Still, I decided to go visit what Vienna is famous for – it’s architecture. Schönbrunn is supposed to be what fairy tales are made out of and it was the home of some of history’s most well-known empresses and emperors. It’s a beautiful, yellow rococo building with extensive gardens, arches, pillars, ponds and lots of horses and carriages. I moved on to the Hofburg and the Belvedere Palace, visited the impressive opera house and then made a detour to the Hundertwasserhaus, a colourful apartment building by the famous artist Friedensreich Hundertwasser. It was an architects dream come true.
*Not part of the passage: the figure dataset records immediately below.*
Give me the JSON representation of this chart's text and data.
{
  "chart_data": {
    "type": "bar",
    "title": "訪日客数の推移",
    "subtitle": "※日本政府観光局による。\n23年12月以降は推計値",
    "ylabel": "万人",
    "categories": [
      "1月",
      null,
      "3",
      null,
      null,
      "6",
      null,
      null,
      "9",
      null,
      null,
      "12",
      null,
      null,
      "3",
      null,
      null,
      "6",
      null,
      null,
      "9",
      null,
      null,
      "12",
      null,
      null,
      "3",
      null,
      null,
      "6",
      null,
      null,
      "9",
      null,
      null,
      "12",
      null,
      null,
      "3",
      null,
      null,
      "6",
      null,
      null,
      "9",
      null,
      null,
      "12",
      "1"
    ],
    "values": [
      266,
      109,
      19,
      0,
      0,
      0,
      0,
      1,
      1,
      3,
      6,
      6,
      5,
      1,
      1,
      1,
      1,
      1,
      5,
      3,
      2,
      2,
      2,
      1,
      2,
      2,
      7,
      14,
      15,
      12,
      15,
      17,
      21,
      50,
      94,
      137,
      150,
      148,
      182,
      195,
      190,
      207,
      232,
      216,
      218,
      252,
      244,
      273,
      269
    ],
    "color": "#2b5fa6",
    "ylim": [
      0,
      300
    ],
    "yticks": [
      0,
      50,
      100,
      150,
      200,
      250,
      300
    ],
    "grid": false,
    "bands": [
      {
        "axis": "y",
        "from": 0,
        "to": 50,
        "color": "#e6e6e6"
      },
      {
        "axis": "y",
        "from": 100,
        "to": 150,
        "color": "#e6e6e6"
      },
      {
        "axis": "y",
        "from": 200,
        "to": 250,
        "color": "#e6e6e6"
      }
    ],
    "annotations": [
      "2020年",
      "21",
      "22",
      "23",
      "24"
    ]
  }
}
visit what Vienna is famous for

For me though, it was just a bit boring. I hate saying this, especially since I did enjoy myself and the buildings are nothing short of beautiful and impressive. But Vienna had the misfortune to be the fifth city on my trip. By the time I reached the beautiful Schönbrunn palace, I had already been gazing at architecture almost every day for three weeks.

I needed a change and I needed it fast. There wasn’t much else to do that fit my budget. The famous fairgrounds, called the Prater, were about to close down for winter and apart from stuffing myself with Schnitzel, I didn’t find many activities that diverted from the usual “looking-at-pretty-buildings” route. My solution: furry monkeys and a tank full of jellyfish.

The “Haus des Meeres” (or “house of the sea”) displays tropical and local fish, sharks, crocodiles and a myriad of other creatures. Giant lizards and snakes rest languidly in huge terrariums and monkeys and birds roam freely. It was exactly the diversion I needed. As far as zoos go, this was a pretty good one too and it comes with a bonus: a beautiful panoramic view of Vienna from the roof terrace.